# 810E overclocking



## Stack DumPP (Dec 19, 2005)

guys, i know that it might sound wierd.. i've got a real oldie machine with me just to get me along college.. its a PIII 800 Mhz, 512 MB SDRAM, 80Gb + 20 Gb HDD ,CDRW drive workin on a gigabyte 810E motherboard.. i was wondering if i could overclock this grandpa processor.. i see a frequency and voltage control in the BIOS features... its got very few options.. probably 5 or 6 for core voltage cpu clock and so on.. just wanted to know if it is safe.. i have overclocked on 815 chipsets.. havent tried it on 810.. please advice....


----------



## d (Dec 19, 2005)

yeah if u can adjust frequencies and multipliers, overclocking is possible...just make sure tht u keep an eye on the temperatures....also better tht u keep the case open...though p3's never really had a problem with heating....better u do it.....n in case u feel tht its heating up, get better cooling....its cheaper than upgrading, anyway


----------



## Ankur Gupta (Dec 19, 2005)

Oh yes i too have the same motherboard on my old machine!!!!Can someone tell me how 2 overlock my 933MHz P3 on this motherboard????


----------



## d (Dec 19, 2005)

umm...well, read the oc guide on the forum.....u kno, like ur mobo has to hv the multipliers unlocked for u to o/c....then u can go into bios...n navigate to processor frequency settings, and play around with the bus speeds and multipliers until u hv a stable setting.


----------



## Stack DumPP (Dec 21, 2005)

thx dude.. will check it out..


----------



## Ankur Gupta (Dec 22, 2005)

I overclocked my P3 933 MHz to 1073 MHz and temperatures of the CPU are constant and there is not much heat in the cabinet it is usual as before.So i guess it is pretty safe to overclock P3!


----------



## sunmysore (Dec 22, 2005)

well, i had a P3 500MHz with a Priya 810 mobo. Ran oced to 620MHz 24/7 for a year before i got my new rig...
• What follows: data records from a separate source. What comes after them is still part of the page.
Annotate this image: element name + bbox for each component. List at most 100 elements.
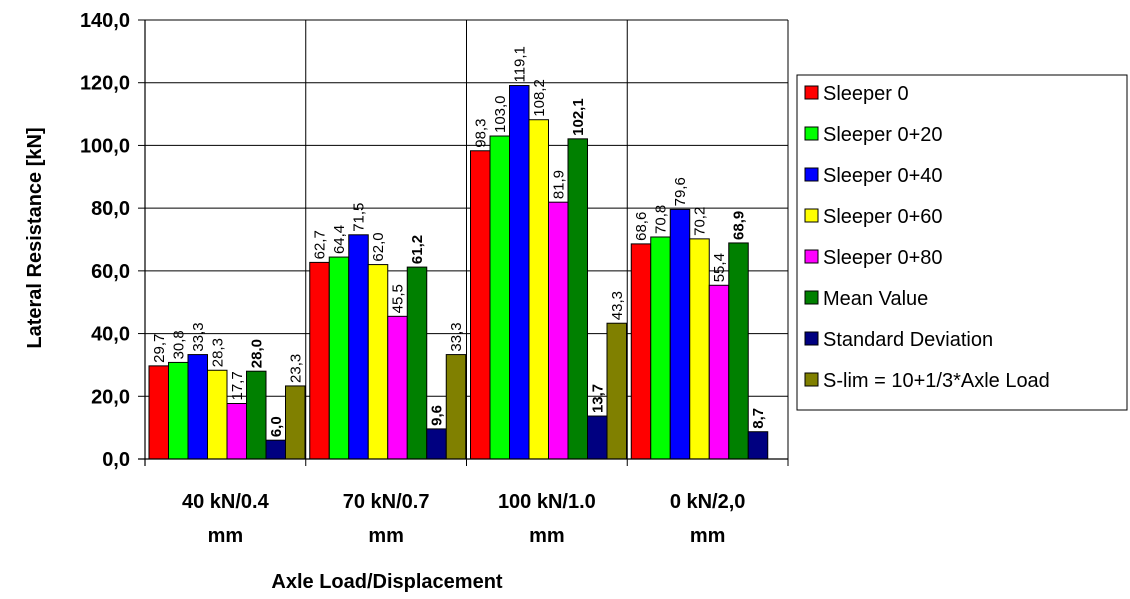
- bar: [426, 428, 447, 460]
- data-label: 70,8: [653, 205, 670, 234]
- y-tick-labels: 0,0 20,0 40,0 60,0 80,0 100,0 120,0 140,0: [80, 10, 130, 471]
- data-label: 29,7: [151, 334, 168, 363]
- x-axis-title: Axle Load/Displacement: [271, 571, 503, 593]
- legend-swatch: [804, 249, 819, 264]
- bar: [728, 242, 749, 460]
- data-label: 33,3: [448, 322, 465, 351]
- y-tick-label: 60,0: [91, 261, 130, 283]
- data-label: 43,3: [609, 291, 626, 320]
- data-label: 61,2: [409, 235, 426, 264]
- legend-swatch: [804, 372, 819, 387]
- bar: [387, 315, 408, 460]
- data-label: 30,8: [170, 330, 187, 359]
- data-label: 6,0: [268, 416, 285, 437]
- data-label: 28,0: [248, 339, 265, 368]
- y-tick-label: 140,0: [80, 10, 130, 32]
- category-label: mm: [690, 525, 726, 547]
- bar: [650, 236, 671, 460]
- y-tick-label: 40,0: [91, 324, 130, 346]
- legend-item: Standard Deviation: [823, 329, 993, 351]
- bars: [148, 85, 769, 460]
- data-label: 55,4: [711, 253, 728, 282]
- legend-item: Sleeper 0+40: [823, 165, 943, 187]
- axes: [138, 19, 789, 466]
- legend-item: S-lim = 10+1/3*Axle Load: [823, 370, 1050, 392]
- category-labels: 40 kN/0.4 mm 70 kN/0.7 mm 100 kN/1.0 mm 0 kN/2…: [182, 491, 745, 547]
- bar: [285, 385, 306, 460]
- grid: [145, 19, 789, 459]
- data-label: 62,7: [312, 230, 329, 259]
- data-label: 119,1: [511, 46, 528, 82]
- bar: [606, 322, 627, 460]
- bar: [567, 138, 588, 460]
- legend-item: Sleeper 0+60: [823, 206, 943, 228]
- data-label: 70,2: [692, 207, 709, 236]
- data-label: 68,9: [731, 211, 748, 240]
- legend-item: Sleeper 0+20: [823, 124, 943, 146]
- data-label: 8,7: [750, 408, 767, 429]
- bar: [348, 234, 369, 460]
- category-label: 40 kN/0.4: [182, 491, 270, 513]
- legend-swatch: [804, 208, 819, 223]
- y-tick-label: 120,0: [80, 73, 130, 95]
- data-label: 23,3: [287, 354, 304, 383]
- bar: [406, 266, 428, 460]
- legend-item: Mean Value: [823, 288, 928, 310]
- data-label: 28,3: [209, 338, 226, 367]
- bar: [528, 119, 549, 460]
- data-label: 68,6: [633, 212, 650, 241]
- bar: [265, 439, 286, 460]
- bar: [168, 361, 189, 460]
- data-label: 98,3: [472, 119, 489, 148]
- legend-box: [796, 74, 1128, 411]
- data-label: 17,7: [229, 371, 246, 400]
- y-tick-label: 0,0: [102, 449, 130, 471]
- bar: [207, 369, 228, 460]
- bar: [246, 370, 267, 460]
- bar: [747, 431, 769, 460]
- legend-item: Sleeper 0: [823, 83, 909, 105]
- data-label: 62,0: [370, 232, 387, 261]
- data-label: 81,9: [550, 170, 567, 199]
- bar: [367, 264, 389, 460]
- bar: [187, 354, 208, 460]
- bar: [509, 85, 530, 460]
- legend-item: Sleeper 0+80: [823, 247, 943, 269]
- bar: [630, 243, 652, 460]
- y-tick-label: 20,0: [91, 386, 130, 408]
- y-tick-label: 80,0: [91, 198, 130, 220]
- data-labels: 29,7 62,7 98,3 68,6 30,8 64,4 103,0 70,8 33,3 71,…: [151, 46, 767, 437]
- bar: [489, 135, 510, 460]
- bar: [689, 238, 710, 460]
- data-label: 71,5: [351, 203, 368, 232]
- legend-swatch: [804, 85, 819, 100]
- data-label: 45,5: [390, 284, 407, 313]
- bar: [226, 402, 247, 460]
- bar: [148, 365, 169, 460]
- bar: [708, 284, 730, 460]
- legend-swatch: [804, 331, 819, 346]
- legend-swatch: [804, 126, 819, 141]
- category-label: mm: [529, 525, 565, 547]
- bar: [548, 201, 569, 460]
- legend-swatch: [804, 290, 819, 305]
- category-label: 0 kN/2,0: [670, 491, 746, 513]
- category-label: 70 kN/0.7: [343, 491, 430, 513]
- y-axis-title: Lateral Resistance [kN]: [24, 127, 46, 348]
- category-label: 100 kN/1.0: [498, 491, 596, 513]
- category-label: mm: [208, 525, 244, 547]
- data-label: 13,7: [589, 384, 606, 413]
- y-tick-label: 100,0: [80, 135, 130, 157]
- data-label: 108,2: [531, 79, 548, 117]
- data-label: 79,6: [672, 177, 689, 206]
- data-label: 102,1: [570, 98, 587, 136]
- category-label: mm: [368, 525, 404, 547]
- bar: [309, 261, 330, 460]
- bar: [587, 415, 608, 460]
- legend: Sleeper 0 Sleeper 0+20 Sleeper 0+40 Sleeper…: [796, 74, 1128, 411]
- legend-swatch: [804, 167, 819, 182]
- bar: [445, 354, 467, 460]
- data-label: 9,6: [429, 405, 446, 426]
- data-label: 103,0: [492, 95, 509, 133]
620MHz, 124MHz FSB..i was using 133MHz RAM...the PCI bus was at 42MHz, so the onboard sound conked...used an external soundcard...


----------



## Ankur Gupta (Dec 23, 2005)

O ya i too have noticed a problem wen i overclock to xtreme limit.actually there is a combined setting for O/C cpu/ram/pci
When i O/C above 146/110/36 i.e. to 150/113/37 or to 155/116/39 the onboard sound does not work and there is a error tht no hardware found to play the required media file.
if the keep the setting 146/110/36 everything seems to work fine and cpu is overcloked.the cpu is O/C even at 155/113/39 and everything works fine except the sound...
Does anyone know wat this problem cud be due to and any solution to it?


----------



## d (Dec 23, 2005)

on newer mobo's, the on board sound uses a seperate chip....but maybe on older mobo's the onboard sound uses the processor...and when u take it upto the limit, something goes wrong.......and the onboard sound isnt able to use the processor...
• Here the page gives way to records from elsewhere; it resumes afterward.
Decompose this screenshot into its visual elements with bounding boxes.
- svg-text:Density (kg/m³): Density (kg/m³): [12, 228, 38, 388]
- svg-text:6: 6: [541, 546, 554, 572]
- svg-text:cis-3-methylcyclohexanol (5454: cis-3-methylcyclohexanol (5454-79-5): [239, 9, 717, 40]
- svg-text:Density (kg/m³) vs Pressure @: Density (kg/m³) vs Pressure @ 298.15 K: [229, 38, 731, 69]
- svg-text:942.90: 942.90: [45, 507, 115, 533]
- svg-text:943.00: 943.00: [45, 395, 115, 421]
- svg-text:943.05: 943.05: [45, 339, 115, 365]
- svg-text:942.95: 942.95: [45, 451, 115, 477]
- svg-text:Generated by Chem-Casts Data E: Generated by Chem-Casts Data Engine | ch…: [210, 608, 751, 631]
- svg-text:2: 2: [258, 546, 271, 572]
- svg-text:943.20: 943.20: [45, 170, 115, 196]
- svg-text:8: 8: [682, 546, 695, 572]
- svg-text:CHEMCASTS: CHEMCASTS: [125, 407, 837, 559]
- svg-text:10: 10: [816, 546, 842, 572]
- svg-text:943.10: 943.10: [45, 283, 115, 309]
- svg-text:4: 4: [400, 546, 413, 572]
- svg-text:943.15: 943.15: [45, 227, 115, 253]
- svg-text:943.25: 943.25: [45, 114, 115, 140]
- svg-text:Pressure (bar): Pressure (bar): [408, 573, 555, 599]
its amazing how much one can type without actually saying anything


----------



## sunmysore (Dec 23, 2005)

d my friend, you're wrong 



			
				ankurgupta.me said:
			
		

> Does anyone know wat this problem cud be due to and any solution to it?


only solutiion is to use a mobo with PCI/AGP locks so that when u OC the processor, the PCI and AGP frequencies arent OCed as well...or, do as i did. get the cheapest soundcard n use it

but...as PCI speed crosses 37MHz, there is a very big probability of data corruption on the hard disk. so be careful

the latest nforce2/3/4 mobos have PCI/AGP locks. so u can OC a lot and still enjoy onboard sound


----------